He's got to be a bad guy, doesn't he?
The Boston Red Sox disrupt a heated playoff run by trading their cleanup hitter, paying the Dodgers to take one of the premier hitters of our generation off their hands, so you figure Manny Ramirez must be quite the disgruntled employee.
"The Red Sox don't deserve a player like me," Ramirez told ESPN the other day. "During my years here, I've seen how they have mistreated other great players when they didn't want them, to try to turn the fans against them.
"The Red Sox did the same with guys like Nomar Garciaparra and Pedro Martinez, and now they do the same with me. Their goal is to paint me as the bad guy."
This could be Manny being Manny. Or this could be the Red Sox being the Red Sox.
"There's a lot of truth to what he said," Garciaparra said at his Dodger Stadium locker Thursday, two hours after the Dodgers acquired Ramirez. "I can definitely understand and relate.
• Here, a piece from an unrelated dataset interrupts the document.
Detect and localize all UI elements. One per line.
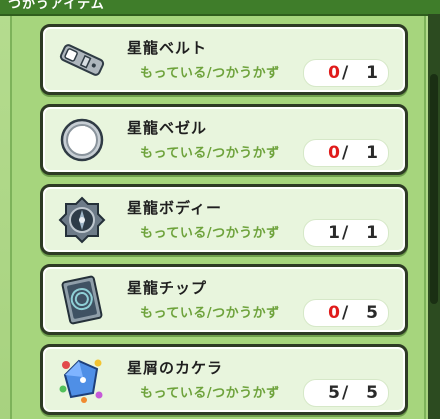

Maybe he'll be next to me [in an adjacent locker], and we can chat and laugh about it."
The Red Sox rid themselves of a contract dispute by trading Garciaparra at the deadline four years ago, and they rid themselves of another one Thursday.
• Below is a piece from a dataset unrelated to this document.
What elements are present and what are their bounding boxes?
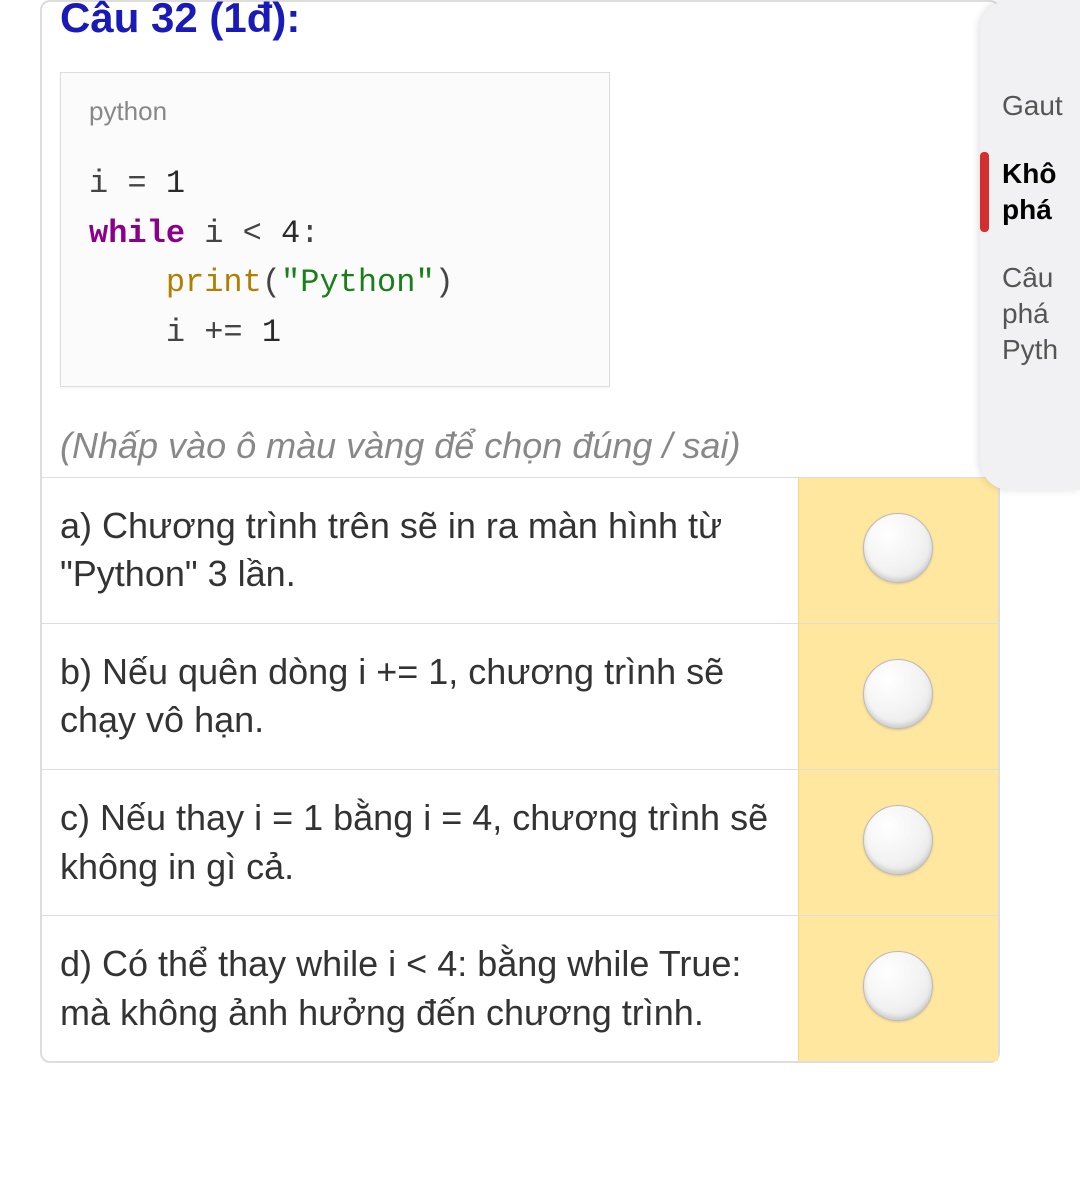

"Manny said he didn't want to leave there," Garciaparra said. "I didn't want to leave there. . . . Were we the only ones that have gone through it? There's a track record. I played with Mo [Vaughn]. I played with Roger [Clemens]."
The Red Sox have not cornered the market on bitter divorces with hometown heroes. Mike Piazza, anyone? Steve Garvey?
Piazza and Garvey prospered after the Dodgers abandoned them, and Ramirez could thrive in L.A. We love our entertainers, after all, and now the Dodgers have a left fielder whose Wikipedia entry includes a lengthy section entitled "Manny Moments."
There was the time he chatted on a cellphone during a pitching change. There was the time he took the field waving an American flag, on the day after he became a U.S. citizen.
On Wednesday, amid a flurry of trade rumors, he held up a sign reading, "I'm going to Green Bay for Brett Favre straight up!"
"He'll fit right in in L.A.," outfielder Matt Kemp said, "because L.A. loves things like that."
We love our stars too. Ramirez is a 12-time All-Star, with two World Series championship rings and 24 home runs in 95 postseason games.